CartesianDecomposition with GPU¶
When using domain decomposition with CartesianDecomposition, you can also
specify the device:
import muGrid
# Create communicator (serial or MPI)
comm = muGrid.Communicator()
# Create decomposition on GPU
decomp = muGrid.CartesianDecomposition(
comm,
nb_domain_grid_pts=[128, 128],
nb_subdivisions=[1, 1],
nb_ghosts_left=[1, 1],
nb_ghosts_right=[1, 1],
device="cuda"
)
# Create GPU field
field = decomp.real_field("gpu_field")
# Access coordinates (returned as CuPy arrays on GPU)
x, y = decomp.coords
Convolution operators on GPU¶
Convolution operators can also operate on GPU fields. The convolution is performed on the GPU when both input and output fields are on the GPU:
import numpy as np
import muGrid
if not muGrid.has_gpu:
raise RuntimeError("GPU support not available")
import cupy as cp
# Create GPU field collection
fc = muGrid.GlobalFieldCollection([64, 64], device="cuda")
# Create Laplacian stencil (defined on CPU as numpy array)
stencil = np.array([[0, 1, 0], [1, -4, 1], [0, 1, 0]])
laplace = muGrid.GenericLinearOperator([-1, -1], stencil)
# Create fields
input_field = fc.real_field("input")
output_field = fc.real_field("output")
# Initialize input (using CuPy)
input_field.p[...] = cp.random.randn(*input_field.p.shape)
# Apply convolution (executed on GPU) - fields are passed directly
laplace.apply(input_field, output_field)
FFT on GPU¶
µGrid provides GPU-accelerated FFT operations, but there are important differences between the NVIDIA (CUDA/cuFFT) and AMD (ROCm/rocFFT) backends.
NVIDIA GPUs (cuFFT)¶
On NVIDIA GPUs, µGrid uses the cuFFT library. cuFFT has a documented limitation:
“Strides on the real part of real-to-complex and complex-to-real transforms are not supported.”
This limitation affects 3D MPI-parallel FFTs on NVIDIA GPUs. In the pencil decomposition used for distributed FFTs, the data layout after transpose operations results in non-unit strides for the R2C/C2R transforms along the X-direction.
Consequence: 3D MPI-parallel FFTs on NVIDIA GPUs will raise a RuntimeError
with a clear explanation of the limitation.
Workarounds:
Use the CPU FFT backend (PocketFFT) for 3D MPI-parallel transforms
Use 2D grids, which support batched transforms with unit stride
Use single-GPU (non-MPI) execution where the data layout is contiguous
AMD GPUs (rocFFT)¶
On AMD GPUs, µGrid uses the native rocFFT library directly (not hipFFT).
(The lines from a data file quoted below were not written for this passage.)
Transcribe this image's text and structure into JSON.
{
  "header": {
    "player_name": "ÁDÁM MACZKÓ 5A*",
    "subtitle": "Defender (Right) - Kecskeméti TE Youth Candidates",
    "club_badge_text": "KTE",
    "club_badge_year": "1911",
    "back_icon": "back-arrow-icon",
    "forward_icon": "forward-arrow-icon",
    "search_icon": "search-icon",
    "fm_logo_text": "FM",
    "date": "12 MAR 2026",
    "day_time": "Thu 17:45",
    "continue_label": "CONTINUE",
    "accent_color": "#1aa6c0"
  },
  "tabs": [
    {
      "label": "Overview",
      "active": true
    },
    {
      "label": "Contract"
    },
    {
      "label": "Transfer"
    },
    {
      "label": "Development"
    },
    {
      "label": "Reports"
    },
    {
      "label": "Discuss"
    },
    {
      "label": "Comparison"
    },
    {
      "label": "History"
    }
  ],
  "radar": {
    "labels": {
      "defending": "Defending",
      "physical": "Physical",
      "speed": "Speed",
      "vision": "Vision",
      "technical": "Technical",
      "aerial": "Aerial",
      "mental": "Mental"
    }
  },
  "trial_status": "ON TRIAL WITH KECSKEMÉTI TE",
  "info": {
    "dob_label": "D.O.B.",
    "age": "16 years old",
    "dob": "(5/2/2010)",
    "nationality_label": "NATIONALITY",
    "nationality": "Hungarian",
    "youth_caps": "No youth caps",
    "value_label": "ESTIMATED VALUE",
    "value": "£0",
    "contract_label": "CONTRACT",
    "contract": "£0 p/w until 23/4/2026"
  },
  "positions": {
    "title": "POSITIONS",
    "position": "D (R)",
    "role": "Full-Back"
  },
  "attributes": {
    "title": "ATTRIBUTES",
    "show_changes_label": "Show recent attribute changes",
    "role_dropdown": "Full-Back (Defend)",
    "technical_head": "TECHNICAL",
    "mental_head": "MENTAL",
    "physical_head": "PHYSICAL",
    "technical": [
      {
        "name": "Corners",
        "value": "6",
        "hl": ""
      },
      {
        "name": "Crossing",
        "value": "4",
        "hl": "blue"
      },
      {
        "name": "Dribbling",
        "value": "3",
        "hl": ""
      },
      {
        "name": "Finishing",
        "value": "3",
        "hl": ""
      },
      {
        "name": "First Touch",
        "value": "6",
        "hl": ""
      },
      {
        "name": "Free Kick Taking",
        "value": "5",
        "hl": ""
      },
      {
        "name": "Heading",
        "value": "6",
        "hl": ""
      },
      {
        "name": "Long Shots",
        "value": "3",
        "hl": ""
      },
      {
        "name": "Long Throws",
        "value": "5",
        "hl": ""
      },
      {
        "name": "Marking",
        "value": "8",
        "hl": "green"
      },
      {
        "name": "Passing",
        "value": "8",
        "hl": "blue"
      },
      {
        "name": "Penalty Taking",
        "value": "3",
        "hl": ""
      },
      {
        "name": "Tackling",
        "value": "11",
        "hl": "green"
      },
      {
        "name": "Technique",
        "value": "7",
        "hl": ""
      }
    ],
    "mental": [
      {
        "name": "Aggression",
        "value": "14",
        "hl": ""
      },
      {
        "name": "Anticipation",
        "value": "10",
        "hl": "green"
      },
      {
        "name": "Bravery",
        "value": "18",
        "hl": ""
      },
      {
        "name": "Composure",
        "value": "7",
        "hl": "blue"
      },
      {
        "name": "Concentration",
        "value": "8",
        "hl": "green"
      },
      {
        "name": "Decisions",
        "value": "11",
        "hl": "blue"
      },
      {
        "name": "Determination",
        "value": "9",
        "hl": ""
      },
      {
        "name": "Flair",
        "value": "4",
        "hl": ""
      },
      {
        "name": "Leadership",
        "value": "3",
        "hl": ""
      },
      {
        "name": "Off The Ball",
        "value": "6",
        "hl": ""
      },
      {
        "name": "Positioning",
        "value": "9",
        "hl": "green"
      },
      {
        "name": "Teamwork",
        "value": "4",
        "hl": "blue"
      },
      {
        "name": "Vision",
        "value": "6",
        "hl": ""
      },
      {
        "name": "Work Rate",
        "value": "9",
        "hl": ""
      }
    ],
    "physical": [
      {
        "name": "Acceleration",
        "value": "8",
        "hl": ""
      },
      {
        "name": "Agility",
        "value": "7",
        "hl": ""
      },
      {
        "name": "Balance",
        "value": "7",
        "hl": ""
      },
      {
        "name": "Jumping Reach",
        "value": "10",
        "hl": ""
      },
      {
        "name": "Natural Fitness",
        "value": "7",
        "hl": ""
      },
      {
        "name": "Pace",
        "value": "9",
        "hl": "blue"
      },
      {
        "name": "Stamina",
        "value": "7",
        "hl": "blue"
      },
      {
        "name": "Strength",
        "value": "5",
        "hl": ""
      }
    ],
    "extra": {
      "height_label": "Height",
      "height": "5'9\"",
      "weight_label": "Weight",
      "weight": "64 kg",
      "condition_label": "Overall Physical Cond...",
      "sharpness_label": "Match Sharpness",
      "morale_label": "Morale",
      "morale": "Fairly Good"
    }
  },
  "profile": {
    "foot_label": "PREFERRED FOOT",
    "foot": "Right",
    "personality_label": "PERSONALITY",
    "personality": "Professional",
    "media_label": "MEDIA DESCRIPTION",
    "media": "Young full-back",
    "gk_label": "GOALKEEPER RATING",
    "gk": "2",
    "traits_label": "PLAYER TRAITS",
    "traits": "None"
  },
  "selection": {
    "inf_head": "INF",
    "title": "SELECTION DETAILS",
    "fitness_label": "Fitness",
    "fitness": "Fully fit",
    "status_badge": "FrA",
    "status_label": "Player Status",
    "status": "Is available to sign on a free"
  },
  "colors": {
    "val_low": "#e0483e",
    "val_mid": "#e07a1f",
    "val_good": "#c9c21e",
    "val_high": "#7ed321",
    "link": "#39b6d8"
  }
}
rocFFT’s API provides more flexible stride support through its
rocfft_plan_description_set_data_layout() function, which allows specifying
arbitrary strides for all transform types including R2C and C2R.
Consequence: 3D MPI-parallel FFTs should work correctly on AMD GPUs with rocFFT.
Note
The rocFFT backend is a new implementation and may require testing on your specific ROCm installation. Please report any issues.
Example: GPU FFT with fallback¶
For code that needs to handle both 2D and 3D cases on GPU:
import muGrid
nb_grid_pts = [64, 64, 64] # 3D grid
dim = len(nb_grid_pts)
# Determine device based on dimension and GPU availability
if dim == 3 and muGrid.has_cuda and not muGrid.has_rocm:
# 3D on CUDA: must use CPU for FFT due to cuFFT limitation
print("Warning: Using CPU for 3D FFT (cuFFT stride limitation)")
device = "cpu"
elif muGrid.has_gpu:
device = "gpu"
else:
device = "cpu"
# Create FFT engine
engine = muGrid.FFTEngine(nb_grid_pts, device=device)
Performance considerations¶
GPU acceleration is most beneficial when:
Working with large grids (the GPU parallelism outweighs data transfer overhead)
Performing many operations on the same data (data stays on GPU)
Using operations that parallelize well (element-wise operations, FFTs, convolutions)
For small grids or infrequent operations, the overhead of CPU-GPU data transfer may outweigh the benefits of GPU computation.